First of all, you need to add the environment variables to conf/tajo-env.sh.
# Hadoop home. Required
export HADOOP_HOME= ...
# The java implementation to use. Required.
export JAVA_HOME= ...
To launch the tajo master, execute start-tajo.sh.
$ $TAJO_HOME/bin/start-tajo.sh
Note
If you want to how to setup a fully distributed mode of Tajo, please see Cluster Setup.
Warning
By default, Catalog server which manages table meta data uses Apache Derby as a persistent storage, and Derby stores data into /tmp/tajo-catalog-${username}
directory. But, some operating systems may remove all contents in /tmp
when booting up. In order to ensure persistent store of your catalog data, you need to set a proper location of derby directory. To learn Catalog configuration, please refer to Catalog Configuration.
First query execution¶
First of all, we need to prepare some table for query execution. For example, you can make a simple text-based table as follows:
$ mkdir /home/x/table1
$ cd /home/x/table1
$ cat > data.csv
1|abc|1.1|a
2|def|2.3|b
3|ghi|3.4|c
4|jkl|4.5|d
5|mno|5.6|e
<CTRL + D>
Apache Tajo™ provides a SQL shell which allows users to interactively submit SQL queries. In order to use this shell, please execute bin/tsql
$ $TAJO_HOME/bin/tsql
tajo>
In order to load the table we created above, we should think of a schema of the table. Here, we assume the schema as (int, text, float, text).
$ $TAJO_HOME/bin/tsql
tajo> create external table table1 (
id int,
name text,
score float,
type text)
using text with ('text.delimiter'='|') location 'file:/home/x/table1';
To load an external table, you need to use ‘create external table’ statement.
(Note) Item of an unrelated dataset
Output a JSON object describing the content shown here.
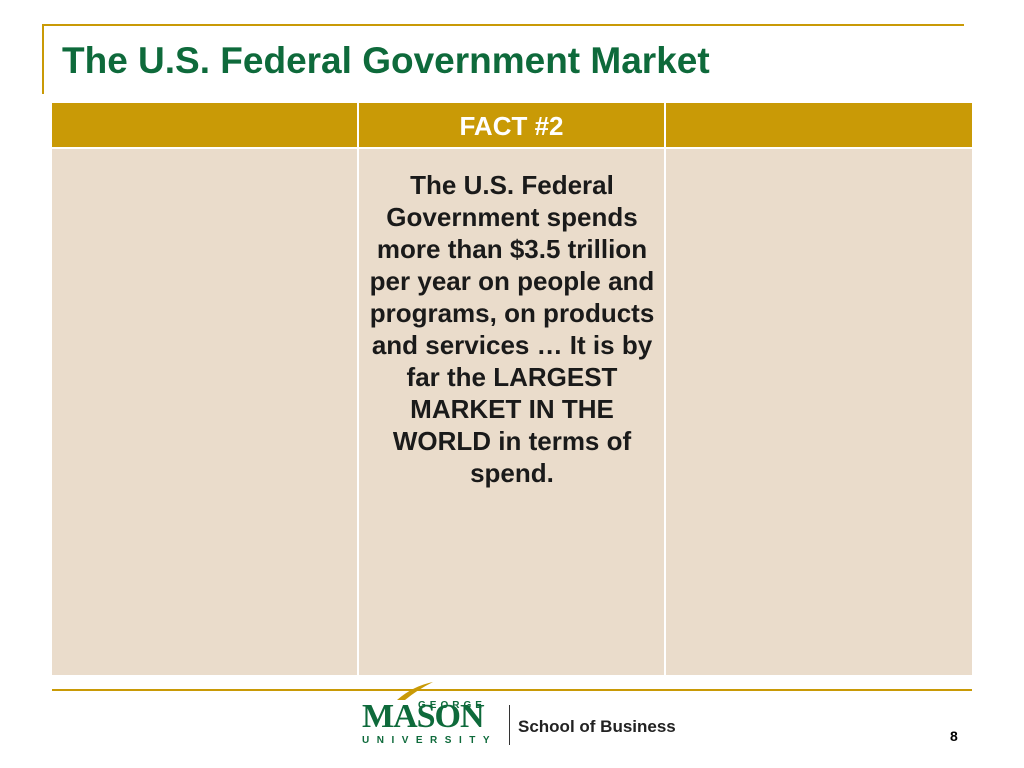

In the location clause, you should use the absolute directory path with an appropriate scheme. If the table resides in HDFS, you should use ‘hdfs’ instead of ‘file’.
If you want to know DDL statements in more detail, please see Query Language.
tajo> \d
table1
``\d`` command shows the list of tables. ::
tajo> \d table1
table name: table1
table path: file:/home/x/table1
store type: TEXT
number of rows: 0
volume (bytes): 78 B
schema:
id INT
name TEXT
score FLOAT
type TEXT
\d [table name]
command shows the description of a given table.
Also, you can execute SQL queries as follows:
tajo> select * from table1 where id > 2;
final state: QUERY_SUCCEEDED, init time: 0.069 sec, response time: 0.397 sec
result: file:/tmp/tajo-hadoop/staging/q_1363768615503_0001_000001/RESULT, 3 rows ( 35B)
id, name, score, type
- - - - - - - - - - - - -
3, ghi, 3.4, c
4, jkl, 4.5, d
5, mno, 5.6, e
tajo> \q
bye
Feel free to enjoy Tajo with SQL standards. If you want to know more explanation for SQL supported by Tajo, please refer SQL Language.